The vasodilating effect of dark chocolate could be due to the antioxidant effect of its polyphenols, which has been documented in humans through reduction of oxidative stress markers and an increase in its plasma antioxidant property. In this study, the patients who consumed dark chocolate experienced short-term changes in oxidative stress elicited by reduced serum isoprotanes, reduced NOX2 activity, and enhanced generation of NO. "These data may lead to speculation that the enhanced NO generation could be responsible for artery dilatation and eventually improve WDA," write the authors.

Referring to the study's limitations, the authors suggest that although the study is useful in understanding the mechanism of disease related to IC, the results are not transferable to clinical practice because of the small sample size and study design (single-blinded with no placebo group). Also, they say, only indirect evidence suggests that vasodilation is the mechanism behind the increase in walking autonomy; a direct analysis of peripheral circulation was not done.
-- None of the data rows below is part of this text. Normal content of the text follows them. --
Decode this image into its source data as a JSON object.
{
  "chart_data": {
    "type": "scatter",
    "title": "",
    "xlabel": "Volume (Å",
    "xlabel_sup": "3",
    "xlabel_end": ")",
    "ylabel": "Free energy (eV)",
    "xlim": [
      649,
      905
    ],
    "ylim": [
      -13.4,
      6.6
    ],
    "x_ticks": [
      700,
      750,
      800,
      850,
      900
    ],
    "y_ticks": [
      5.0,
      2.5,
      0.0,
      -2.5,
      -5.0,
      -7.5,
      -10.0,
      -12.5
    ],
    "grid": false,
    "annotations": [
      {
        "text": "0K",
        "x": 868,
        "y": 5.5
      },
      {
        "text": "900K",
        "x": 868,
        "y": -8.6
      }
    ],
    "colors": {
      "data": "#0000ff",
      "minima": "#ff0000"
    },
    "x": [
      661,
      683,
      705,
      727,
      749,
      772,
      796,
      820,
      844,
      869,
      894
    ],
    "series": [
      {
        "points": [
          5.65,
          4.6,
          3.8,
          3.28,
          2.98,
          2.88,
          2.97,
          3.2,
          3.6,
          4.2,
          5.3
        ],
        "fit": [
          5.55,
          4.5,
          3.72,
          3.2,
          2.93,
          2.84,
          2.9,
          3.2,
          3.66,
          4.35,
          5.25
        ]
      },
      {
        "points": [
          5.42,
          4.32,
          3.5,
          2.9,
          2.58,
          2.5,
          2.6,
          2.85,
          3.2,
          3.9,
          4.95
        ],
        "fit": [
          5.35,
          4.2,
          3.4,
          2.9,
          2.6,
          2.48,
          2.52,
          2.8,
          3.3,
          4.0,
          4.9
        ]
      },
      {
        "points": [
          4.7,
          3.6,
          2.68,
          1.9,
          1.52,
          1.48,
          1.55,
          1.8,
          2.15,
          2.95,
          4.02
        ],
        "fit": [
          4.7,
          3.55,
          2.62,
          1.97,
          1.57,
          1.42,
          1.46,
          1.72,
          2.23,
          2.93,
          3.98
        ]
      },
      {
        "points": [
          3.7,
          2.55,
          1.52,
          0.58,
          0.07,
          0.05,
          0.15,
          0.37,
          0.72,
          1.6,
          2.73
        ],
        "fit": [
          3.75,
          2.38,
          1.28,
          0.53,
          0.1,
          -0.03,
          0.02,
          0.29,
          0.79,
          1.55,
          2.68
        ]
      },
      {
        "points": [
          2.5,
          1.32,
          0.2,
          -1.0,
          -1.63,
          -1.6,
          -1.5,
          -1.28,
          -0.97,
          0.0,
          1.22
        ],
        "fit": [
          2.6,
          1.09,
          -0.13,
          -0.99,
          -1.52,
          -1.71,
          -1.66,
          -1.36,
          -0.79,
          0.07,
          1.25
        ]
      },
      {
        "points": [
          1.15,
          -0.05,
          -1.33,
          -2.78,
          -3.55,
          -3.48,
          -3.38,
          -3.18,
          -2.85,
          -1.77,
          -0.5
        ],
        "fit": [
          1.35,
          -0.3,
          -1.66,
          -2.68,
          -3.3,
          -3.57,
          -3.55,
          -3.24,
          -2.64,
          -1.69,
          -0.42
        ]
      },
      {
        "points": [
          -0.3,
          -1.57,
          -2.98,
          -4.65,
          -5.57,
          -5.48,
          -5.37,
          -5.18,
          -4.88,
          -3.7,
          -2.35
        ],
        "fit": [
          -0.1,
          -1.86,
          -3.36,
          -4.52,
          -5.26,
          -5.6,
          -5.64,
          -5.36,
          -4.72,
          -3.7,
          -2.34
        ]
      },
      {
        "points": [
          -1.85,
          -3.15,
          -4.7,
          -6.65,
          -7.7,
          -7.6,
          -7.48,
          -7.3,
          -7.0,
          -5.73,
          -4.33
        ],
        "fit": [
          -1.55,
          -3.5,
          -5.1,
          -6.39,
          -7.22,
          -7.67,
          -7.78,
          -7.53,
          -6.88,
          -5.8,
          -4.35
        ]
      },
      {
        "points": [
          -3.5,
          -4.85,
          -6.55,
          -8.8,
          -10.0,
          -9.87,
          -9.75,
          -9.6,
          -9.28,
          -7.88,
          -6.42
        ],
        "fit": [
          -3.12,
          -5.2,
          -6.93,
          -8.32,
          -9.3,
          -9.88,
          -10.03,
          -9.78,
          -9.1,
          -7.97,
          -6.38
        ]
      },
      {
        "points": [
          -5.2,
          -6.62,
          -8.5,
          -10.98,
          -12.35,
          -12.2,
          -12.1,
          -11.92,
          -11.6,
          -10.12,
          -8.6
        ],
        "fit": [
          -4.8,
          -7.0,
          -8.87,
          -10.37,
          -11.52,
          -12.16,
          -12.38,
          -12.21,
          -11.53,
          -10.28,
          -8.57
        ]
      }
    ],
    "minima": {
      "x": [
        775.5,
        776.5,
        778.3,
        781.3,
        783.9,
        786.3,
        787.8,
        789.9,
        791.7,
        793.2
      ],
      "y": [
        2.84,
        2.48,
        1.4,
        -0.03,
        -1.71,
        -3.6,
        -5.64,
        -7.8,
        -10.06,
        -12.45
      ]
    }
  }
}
"The results of this study suggest that short-term administration of dark chocolate improves walking autonomy with a mechanism involving its high content of polyphenols and perhaps mediated by an oxidative stress mechanism, which ultimately leads to enhanced NO generation." A longer duration of dark chocolate intake should be studied to assess whether it could be used to treat IC in patients with PAD.

—Shari Henson

References

¹Hirsch AT, Haskal ZJ, Hertzer NR, et al. ACC/AHA 2005 Practice Guidelines for the management of patients with peripheral arterial disease (lower extremity, renal, mesenteric, and abdominal aortic): A collaborative report from the American Association for Vascular Surgery/Society for Vascular Surgery, Society for Cardiovascular Angiography and Interventions, Society for Vascular Medicine and Biology, Society of Interventional Radiology, and the ACC/AHA Task Force on Practice Guidelines (Writing Committee to Develop Guidelines for the Management of Patients with Peripheral Arterial Disease): Endorsed by the American Association of Cardiovascular and Pulmonary Rehabilitation; National Heart, Lung, and Blood Institute; Society for Vascular Nursing; TransAtlantic Inter-Society Consensus; and Vascular Disease Foundation. Circulation. 2006;113(11):e463-e654.

²Loffredo L, Pignatelli P, Cangemi R, et al. Imbalance between nitric oxide generation and oxidative stress in patients with peripheral arterial disease: effect of an antioxidant treatment. J Vasc Surg. 2006;44(3):525-530.

³Loffredo L, Carnevale R, Perri L, et al. NOX2-mediated arterial dysfunction in smokers: acute effect of dark chocolate. Heart. 2011;97(21):1776-1781.

⁴Heiss C, Kleinbongard P, Dejam A, et al. Acute consumption of flavanol-rich cocoa and the reversal of endothelial dysfunction in smokers. J Am Coll Cardiol. 2005;46(7):1276-1283.